Florencio apoyó la palma abierta sobre su mandíbula. La sostuvo así, suave, sin apretar. Como buscando algo en esa piel. Como si su pulgar pudiera leer el lenguaje escondido en el hueso.

—Tenés olor a bosque —murmuró.

—Y vos… a pólvora.

Ella abrió los ojos. Lo miró. Estaban a centímetros. El aire entre ellos no era aire. Era humo. Deseo contenido. Miedo mezclado con hambre.

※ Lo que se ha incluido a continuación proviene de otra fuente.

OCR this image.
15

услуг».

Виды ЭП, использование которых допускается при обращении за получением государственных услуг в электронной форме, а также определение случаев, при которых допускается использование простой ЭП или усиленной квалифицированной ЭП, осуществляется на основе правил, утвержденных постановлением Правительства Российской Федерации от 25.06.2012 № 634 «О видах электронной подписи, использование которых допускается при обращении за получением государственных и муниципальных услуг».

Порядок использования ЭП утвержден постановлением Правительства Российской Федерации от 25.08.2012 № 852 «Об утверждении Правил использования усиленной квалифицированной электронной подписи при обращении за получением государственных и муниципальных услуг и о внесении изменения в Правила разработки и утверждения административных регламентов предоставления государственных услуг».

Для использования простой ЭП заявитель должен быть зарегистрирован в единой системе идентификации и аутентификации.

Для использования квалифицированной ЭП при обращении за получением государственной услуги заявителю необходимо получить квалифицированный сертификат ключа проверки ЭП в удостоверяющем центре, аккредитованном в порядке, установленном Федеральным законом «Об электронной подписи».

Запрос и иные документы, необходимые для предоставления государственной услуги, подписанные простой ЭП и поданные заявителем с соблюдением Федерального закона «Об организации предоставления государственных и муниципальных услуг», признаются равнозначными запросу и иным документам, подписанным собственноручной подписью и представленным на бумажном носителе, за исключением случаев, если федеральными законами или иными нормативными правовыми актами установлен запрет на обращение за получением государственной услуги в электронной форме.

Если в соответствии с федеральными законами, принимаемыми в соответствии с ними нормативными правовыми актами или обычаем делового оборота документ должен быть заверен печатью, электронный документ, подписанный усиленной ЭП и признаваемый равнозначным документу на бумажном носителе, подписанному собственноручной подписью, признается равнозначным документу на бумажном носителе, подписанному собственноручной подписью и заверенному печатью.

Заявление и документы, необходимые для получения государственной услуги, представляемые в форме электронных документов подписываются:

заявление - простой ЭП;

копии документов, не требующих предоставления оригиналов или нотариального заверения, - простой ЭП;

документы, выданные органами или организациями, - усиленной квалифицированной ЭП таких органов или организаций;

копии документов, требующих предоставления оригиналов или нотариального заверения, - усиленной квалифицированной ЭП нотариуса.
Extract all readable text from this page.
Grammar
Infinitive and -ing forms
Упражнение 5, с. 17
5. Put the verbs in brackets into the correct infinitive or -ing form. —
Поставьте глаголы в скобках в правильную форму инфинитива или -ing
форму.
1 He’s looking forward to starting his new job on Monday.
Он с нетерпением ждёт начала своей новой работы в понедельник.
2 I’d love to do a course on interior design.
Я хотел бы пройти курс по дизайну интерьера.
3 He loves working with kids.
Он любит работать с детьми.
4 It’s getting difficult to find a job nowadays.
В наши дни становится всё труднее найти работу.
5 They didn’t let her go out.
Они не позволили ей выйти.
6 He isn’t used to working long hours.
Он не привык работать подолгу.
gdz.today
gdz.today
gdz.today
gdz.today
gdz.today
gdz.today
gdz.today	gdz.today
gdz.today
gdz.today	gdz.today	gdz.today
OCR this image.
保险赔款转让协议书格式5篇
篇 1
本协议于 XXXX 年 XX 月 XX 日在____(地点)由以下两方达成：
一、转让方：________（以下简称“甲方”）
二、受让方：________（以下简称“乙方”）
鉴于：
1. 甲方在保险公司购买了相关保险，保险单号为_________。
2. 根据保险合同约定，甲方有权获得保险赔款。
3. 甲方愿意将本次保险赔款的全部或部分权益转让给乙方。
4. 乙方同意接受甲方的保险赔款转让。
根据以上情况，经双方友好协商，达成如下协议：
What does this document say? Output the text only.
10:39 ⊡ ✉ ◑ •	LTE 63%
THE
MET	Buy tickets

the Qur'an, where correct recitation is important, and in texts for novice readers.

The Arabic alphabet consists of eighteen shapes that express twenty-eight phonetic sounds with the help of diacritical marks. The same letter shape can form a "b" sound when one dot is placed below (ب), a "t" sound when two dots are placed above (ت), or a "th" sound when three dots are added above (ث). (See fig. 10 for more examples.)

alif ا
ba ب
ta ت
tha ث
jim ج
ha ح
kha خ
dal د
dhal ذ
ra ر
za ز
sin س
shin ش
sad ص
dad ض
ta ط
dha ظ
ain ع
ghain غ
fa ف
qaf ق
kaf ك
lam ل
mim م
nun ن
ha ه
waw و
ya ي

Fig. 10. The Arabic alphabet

Florencio se inclinó. Pero no fue a la boca. Fue al cuello. Rozó la clavícula con los labios. Bajó apenas por el esternón.

Selene contuvo un jadeo. La mano de él descendió por su costado, hasta la gasa. La tocó. Sintió el calor.

—Estás hirviendo.

—Estoy viva.

🌑 🌊 🐾

El aire pesaba. Florencio trabajó en silencio. Terminó de vendarla. Selene se recostó, la manta cubriéndole apenas la cadera. La piel aún temblorosa.

Florencio se quedó mirándola. No como médico. No como salvador. Como un hombre que intenta entender por qué alguien puede sangrar así y no llorar.

Le apartó otro mechón de pelo húmedo. Selene cerró los ojos. No para evitarlo. Sino porque si lo miraba, tal vez cedía.

—No corriste —dijo él.

Selene sonrió, apenas.

—A veces no sirve.

Florencio se enderezó. Tomó el fusil. Se apoyó contra la pared.

—Dormí. Mañana hablamos.

Selene no respondió. Se acomodó como pudo. El cuerpo dolía. Pero algo hervía por debajo de la piel.

Antes de cerrar los ojos, murmuró:

—No te acerques mientras duerma.

Florencio dejó el frasco sobre la mesa. Asintió. Cerró la puerta. Y se fue.

Afuera, el mar respiraba hondo.

Selene quedó sola. Envuelta apenas. Y en la oscuridad, entre cicatrices y hambre vieja, la loba dormida empezó a soñar con fuego.